Amazon DevOps Guru for the Serverless applications – Part 10 Anomaly detection on Aurora Serverless v2

Amazon DevOps Guru for the Serverless applications – Part 10 Anomaly detection on Aurora Serverless v2

Introduction

In the course of the series about Amazon DevOps Guru for the Serverless applications we explored many different anomalies recognized by the DevOps Guru. For my other article series about Data API for Amazon Aurora Serverless v2 I experimented a lot with Aurora Serverless v2 and of course asked myself a question whether anomalies with Aurora (Serverless v2) PostgreSQL database will be recognized by Amazon DevOps Guru service. So, let’s explore this. In this article we’ll use AWS SDK for Java and focus on the “standard” way to connect Lambda function to the Aurora (Serverless v2) PostgreSQL which is JDBC (Java Database Connectivity). We won’t use Amazon RDS Proxy in our example. The same will be true for other programming languages supported by Lambda as they all offer their only functionality for that. We’ll explore the anomaly detection on Aurora Serverless v2 with Data API in one of the next articles.

Anomaly detection on Aurora Serverless v2

Let’s look into our sample application and use SAM template to create infrastructure and deploy the application which architecture is described on the following picture :

The application creates products stored in the Aurora Serverless v2 PostgreSQL database and retrieves them by id using JDBC. The relevant Lambda function which we’ll use to retrieve product by its id is GetProductByIdViaAuroraServerlessV2WithoutDataApi and its handler implementation is GetProductByIdViaAuroraServerlessV2WithoutDataApiHandler.

DevOps Guru suggests enabling RDS Performance Insights to gain additional insights about the anomaly which we did for AuroraServerlessV2Instance in the SAM template.

AuroraServerlessV2Instance:
Type: ‘AWS::RDS::DBInstance’
Properties:
Engine: aurora-postgresql
DBInstanceClass: db.serverless
DBClusterIdentifier: !Ref AuroraServerlessV2Cluster
….
EnablePerformanceInsights: true
PerformanceInsightsRetentionPeriod: 7

As in the previous article we use hey tool to perform the load test like this

hey -z 15m -c 300 -H “X-API-Key: XXXa6XXXX” https://XXX.execute-api.eu-central-1.amazonaws.com/prod/productsWithoutDataApi/1

In this example we invoke the API Gateway endpoint with 300 concurrent containers for 15 minutes. Behind the prod/productsWithoutDataApi endpoint Lambda function GetProductByIdViaAuroraServerlessV2WithoutDataApi will be invoked which retrieves the product by id 1 from the Aurora Serverless v2 PostgreSQL database.

We configured in our SAM template Aurora database cluster to scale from minimal capacity 0.5 to maximal capacity 1 ACU (which is very small database size) in case of the increased load for the cost saving purpose only.
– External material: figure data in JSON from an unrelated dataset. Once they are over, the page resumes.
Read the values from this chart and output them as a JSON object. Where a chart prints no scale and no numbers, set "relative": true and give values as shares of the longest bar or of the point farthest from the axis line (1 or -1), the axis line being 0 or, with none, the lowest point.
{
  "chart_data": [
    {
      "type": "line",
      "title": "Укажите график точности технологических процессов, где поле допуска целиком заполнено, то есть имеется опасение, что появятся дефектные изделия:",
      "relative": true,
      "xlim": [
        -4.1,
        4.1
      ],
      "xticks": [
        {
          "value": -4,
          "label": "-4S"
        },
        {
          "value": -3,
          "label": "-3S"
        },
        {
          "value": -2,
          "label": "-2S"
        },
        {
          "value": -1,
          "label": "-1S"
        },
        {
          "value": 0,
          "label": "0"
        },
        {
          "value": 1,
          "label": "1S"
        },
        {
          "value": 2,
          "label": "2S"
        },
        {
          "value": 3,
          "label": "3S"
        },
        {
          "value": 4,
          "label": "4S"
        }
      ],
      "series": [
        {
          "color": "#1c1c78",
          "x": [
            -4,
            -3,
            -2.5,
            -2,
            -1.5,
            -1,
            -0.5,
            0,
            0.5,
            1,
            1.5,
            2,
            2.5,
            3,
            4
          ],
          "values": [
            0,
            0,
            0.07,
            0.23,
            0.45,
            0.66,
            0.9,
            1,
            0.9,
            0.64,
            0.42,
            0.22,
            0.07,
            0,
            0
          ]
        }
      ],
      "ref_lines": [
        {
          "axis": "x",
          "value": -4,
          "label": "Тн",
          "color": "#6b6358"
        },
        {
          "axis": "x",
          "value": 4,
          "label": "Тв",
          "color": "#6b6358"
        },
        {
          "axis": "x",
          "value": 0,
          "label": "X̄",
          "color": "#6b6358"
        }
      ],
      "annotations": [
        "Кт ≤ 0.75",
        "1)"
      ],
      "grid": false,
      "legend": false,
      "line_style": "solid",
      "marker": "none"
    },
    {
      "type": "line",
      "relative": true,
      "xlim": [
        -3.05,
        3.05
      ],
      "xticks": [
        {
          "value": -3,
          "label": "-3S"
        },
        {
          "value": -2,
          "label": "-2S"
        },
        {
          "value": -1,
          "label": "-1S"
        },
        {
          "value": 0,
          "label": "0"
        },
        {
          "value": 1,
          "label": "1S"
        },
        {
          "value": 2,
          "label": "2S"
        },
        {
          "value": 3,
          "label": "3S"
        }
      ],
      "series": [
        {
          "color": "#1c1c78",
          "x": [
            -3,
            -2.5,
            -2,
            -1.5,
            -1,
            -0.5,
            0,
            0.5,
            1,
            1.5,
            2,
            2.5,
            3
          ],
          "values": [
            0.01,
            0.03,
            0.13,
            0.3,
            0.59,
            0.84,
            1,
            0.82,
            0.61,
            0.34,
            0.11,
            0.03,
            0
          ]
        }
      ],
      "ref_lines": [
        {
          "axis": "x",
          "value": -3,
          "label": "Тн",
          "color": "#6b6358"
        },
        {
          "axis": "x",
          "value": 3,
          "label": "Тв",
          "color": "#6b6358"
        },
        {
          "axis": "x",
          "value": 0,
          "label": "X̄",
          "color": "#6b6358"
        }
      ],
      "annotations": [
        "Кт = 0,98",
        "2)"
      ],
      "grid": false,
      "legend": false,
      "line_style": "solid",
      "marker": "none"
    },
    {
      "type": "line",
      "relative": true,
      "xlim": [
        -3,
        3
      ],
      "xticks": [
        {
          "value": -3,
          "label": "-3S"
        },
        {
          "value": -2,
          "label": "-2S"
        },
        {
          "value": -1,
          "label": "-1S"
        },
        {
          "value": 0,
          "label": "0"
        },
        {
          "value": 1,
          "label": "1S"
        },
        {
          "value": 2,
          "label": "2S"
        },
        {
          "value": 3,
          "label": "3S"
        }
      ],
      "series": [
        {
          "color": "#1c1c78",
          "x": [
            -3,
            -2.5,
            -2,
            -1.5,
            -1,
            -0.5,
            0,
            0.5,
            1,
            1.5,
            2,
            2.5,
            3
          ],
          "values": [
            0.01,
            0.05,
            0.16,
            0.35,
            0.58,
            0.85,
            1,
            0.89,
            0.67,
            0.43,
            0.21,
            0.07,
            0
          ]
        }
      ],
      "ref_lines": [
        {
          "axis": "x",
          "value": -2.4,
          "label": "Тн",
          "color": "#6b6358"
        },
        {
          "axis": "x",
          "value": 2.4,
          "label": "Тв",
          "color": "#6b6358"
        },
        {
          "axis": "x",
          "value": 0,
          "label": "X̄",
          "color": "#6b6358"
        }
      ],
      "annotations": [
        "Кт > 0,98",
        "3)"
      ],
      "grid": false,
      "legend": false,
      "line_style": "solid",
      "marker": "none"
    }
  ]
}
AuroraServerlessV2Cluster:
Type: ‘AWS::RDS::DBCluster’

ServerlessV2ScalingConfiguration:
MinCapacity: 0.5
MaxCapacity: 1

Aurora (Serverless v2) database manages the maximal number of the database connections available proportionally to the database size (in our case the ACU setting). For more information please read the documentation about Maximum connections for Aurora Serverless v2. So with the increased number of invocations we expect to reach the maximal number of the database connections available and high database (CPU) load soon, so that database won’t be able to respond to the new Lambda function requests to retrieve product by id. With that we will provoke the anomaly and would like to figure out whether DevOps Guru will be able to detect it. And it will! The following insight was generated:

And the following aggregated anomalous metrics have been identified:

For the Aurora Serverless v2 database these are: DatabaseConnection Sum, DBLoad Average and DBLoadCPU Average.

Graphed anomalies look like this:

And the RDS Performance Insights metrics for database load sliced by the SQL statement look like this:

So we see that the SQL statements :

select id, name, price from tbl_product where id=?

with colors purple and orange caused very high database load.

Conclusion

In this article learned that DevOps Guru could successfully detect anomalies with Aurora (Serverless v2) PostgreSQL database in case of Lambda function with Java 21 managed runtime connected to it via JDBC. We created a very high load on the database by invoking Lambda function to retrieve product by id several hundred times concurrently for multiple minutes. By doing this Aurora (Serverless v2) PostgreSQL database auto-scaled from 0.5 to 1 ACU which was not enough to sustain such a load. We saw that DevOps Guru correctly pointed to the increased sum of database connections and constantly high database (CPU) load operational anomalies.